Drilling mud is also used to carry the cuttings away from the drill bit at the bottom of the borehole to the surface. As a drill bit pulverizes or scrapes the rock formation at the bottom of the borehole, small pieces of solid material are left behind. The drilling fluid exiting the nozzles at the bit acts to stir-up and carry the solid particles of rock and formation to the surface within the annulus between the drillstring and the borehole. Therefore, the fluid exiting the borehole from the annulus is a slurry of formation cuttings in drilling mud. Before the mud can be recycled and re-pumped down through nozzles of the drill bit, the cutting particulates need to be removed.
Apparatuses in use today to remove cuttings and other solid particulates from drilling fluid are commonly referred to in the industry as shale shakers or vibratory separators.
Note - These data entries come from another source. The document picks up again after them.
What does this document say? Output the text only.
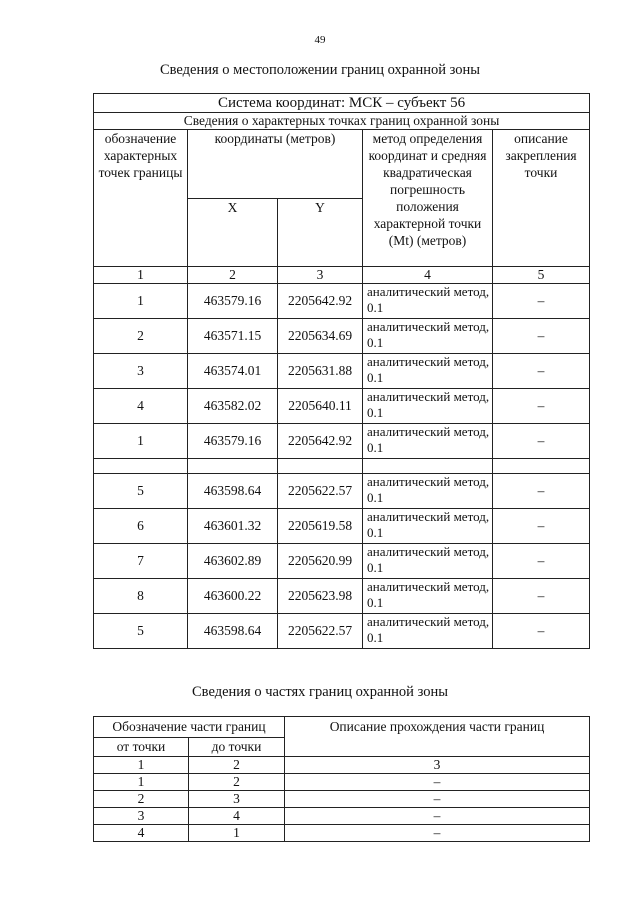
49
Сведения о местоположении границ охранной зоны
Система координат: МСК – субъект 56				
Сведения о характерных точках границ охранной зоны				
обозначение характерных точек границы	координаты (метров)		метод определения координат и средняя квадратическая погрешность положения характерной точки (Mt) (метров)	описание закрепления точки
	X	Y		
1	2	3	4	5
1	463579.16	2205642.92	аналитический метод, 0.1	–
2	463571.15	2205634.69	аналитический метод, 0.1	–
3	463574.01	2205631.88	аналитический метод, 0.1	–
4	463582.02	2205640.11	аналитический метод, 0.1	–
1	463579.16	2205642.92	аналитический метод, 0.1	–

5	463598.64	2205622.57	аналитический метод, 0.1	–
6	463601.32	2205619.58	аналитический метод, 0.1	–
7	463602.89	2205620.99	аналитический метод, 0.1	–
8	463600.22	2205623.98	аналитический метод, 0.1	–
5	463598.64	2205622.57	аналитический метод, 0.1	–
Сведения о частях границ охранной зоны
Обозначение части границ		Описание прохождения части границ
от точки	до точки	
1	2	3
1	2	–
2	3	–
3	4	–
4	1	–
A vibratory separator is a vibrating sieve-like table or screening deck upon which returning solids laden drilling fluid is deposited, and through which drilling fluid, that has been separated from much of the solids, emerges from the vibratory separator. The vibratory separator may be an angled table with a perforated filter screen bottom. Returning drilling fluid is deposited at a feed end of the vibratory separator. As the drilling fluid travels down length of the vibrating table, the fluid falls through the perforations to a reservoir below leaving the solid particulate material behind.
Filter screens may include a perforated plate base upon which a wire mesh, and/or other perforated filter overlay, is positioned. The perforated plate base generally provides structural support and allows the passage of fluids therethrough. A vibratory separator may have multiple screens which are held in place by two wedges, one on each side of each screen.